論文の収集とウェブ提供の無料サービス“Open Thesis. org”がスタート(米国)

研究者や大学から収集した論文をウェブ上でアクセス、共有可能にする新しいサービス“Open Thesis. org”が米国でスタートしました。研究者が自分で論文を登録することができるほか、大学が“Open Thesis. org”内に大学のマイクロサイトを作って、PRに役立たてること等ができるということです。研究者に対して、紙の論文のスキャニングガイダンスも行う予定です。集めた論文のデータは、消失防止のためのデータの複製と、データフォーマットのマイグレーションという2つのやり方で、将来の利用に備えて保存されます。なお、このサービスは無料で利用可能です。

プレスリリース
http://www.prweb.com/releases/2010/01/prweb3523094.htm

Open Thesis. org
http://www.openthesis.org/

米国司法省、Googleブックス修正和解案についての見解を表明

米国司法省が、2010年2月4日に、Googleブックスをめぐる訴訟の修正和解案についての見解を表明しています。当初の和解案からの改善は見られるとしながらも、クラスアクション(集団訴訟)、著作権、独占禁止法に関する課題が残っているとしています。その一方、適切に組み立てられた和解案であれば重要な社会的利益が得られる見込みがあるとし、関係者との協議を続けるとしています。裁判所による、修正和解案の成否を決める審理は2月18日に予定されています。

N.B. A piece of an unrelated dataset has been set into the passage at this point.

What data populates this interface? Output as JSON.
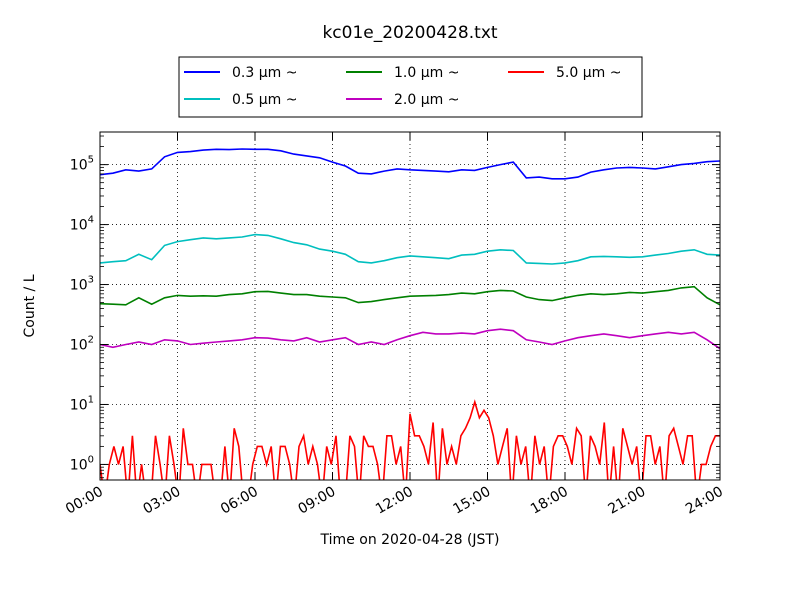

Justice Department Submits Views on Amended Google Book Search Settlement
http://www.justice.gov/opa/pr/2010/February/10-opa-128.html

DOJ still troubled by Google's digital book deal(2010/2/5付けAPの記事(Yahoo!News))
http://news.yahoo.com/s/ap/20100205/ap_on_hi_te/us_tec_google_book_battle_3

2月 4日

逐次刊行物コンテンツ提供の独占を巡り、EBSCO社とGale社が対立

2大データベース企業、EBSCO社とGale社の対立が議論を呼んでいます。発端は、Gale社が逐次刊行物のフルテキスト提供におけるEBSCO社の独占的立場を糾弾する、図書館関係者に宛てたの公開書簡です。この書簡で同社は、「1つの情報プロバイダが逐次刊行物コンテンツを囲い込むやり方は、ライセンス料の高騰に繋がりかねず、正しくない。情報へのアクセスを制限することは図書館の理念に反する」というように、EBSCO社の姿勢を批判しました。一方EBSCO社は、「1つのデータベースに重要な刊行物を集約することは、ベンダーとの複数契約を回避し、図書館が費用を節約することに繋がる。私たちは、図書館を支援するというGale社の主張に同意する」と反論しています。この両者の対立に対し、米国図書館協会の機関誌“American Libraries”は、「1つ確かなことは、ライブラリアンは、EBSCO社の独占権がどのように図書館の予算に影響するのかを注視することである」としています。

EBSCO, Gale Spar Over Exclusivity
- American Libraries 2010/1/26付けの記事
http://americanlibrariesmagazine.org/news/01262010/ebsco-gale-spar-over-exclusivity

米国スコット郡図書館、YouTubeコンテストを実施

米国アイオワ州のスコット郡図書館(Scott County Library)は、同郡の文化機関“Putnam Museum and IMAX Theatre”と共同で、13歳から19歳までの若者を対象に「YouTube動画コンテスト」を2010年3月に実施すると発表しています。テーマに沿った5分以内の動画をYouTubeにアップロードして応募するコンテストで、2010年で3回目を迎えるとのことです。図書館スタッフ等によって選ばれる優秀作品には賞金100ドルが送られ、前回2009年は“What's Up Holmes?”と“Lots of Character”という2作品が優秀作品に選ばれています。

YouTube Contests and Scribe 2010(Bettendorf Public Libraryのニュースリリース)
http://www.bettendorflibrary.com/teen-services/2010/02/youtube-contests-and-scribe-2010/

Third Annual Teen YouTube Video Contest and Premiere Party(Libraries Together のブログの記事)
http://blog.librariestogether.org/?p=57

福井県に「TVゲーム図書館」がオープン

福井県のJR福井駅前の商業施設「えきまえKOOCAN」内に「まちなかTVゲーム図書館」が、2010年2月3日にオープンしたと報じられています。福井市役所の中心市街地振興課が市職員からの提供を基に集めた、1980年代から90年代のゲームソフト約130本とゲーム機5種が、館内でのみ無料で利用できるとのことです。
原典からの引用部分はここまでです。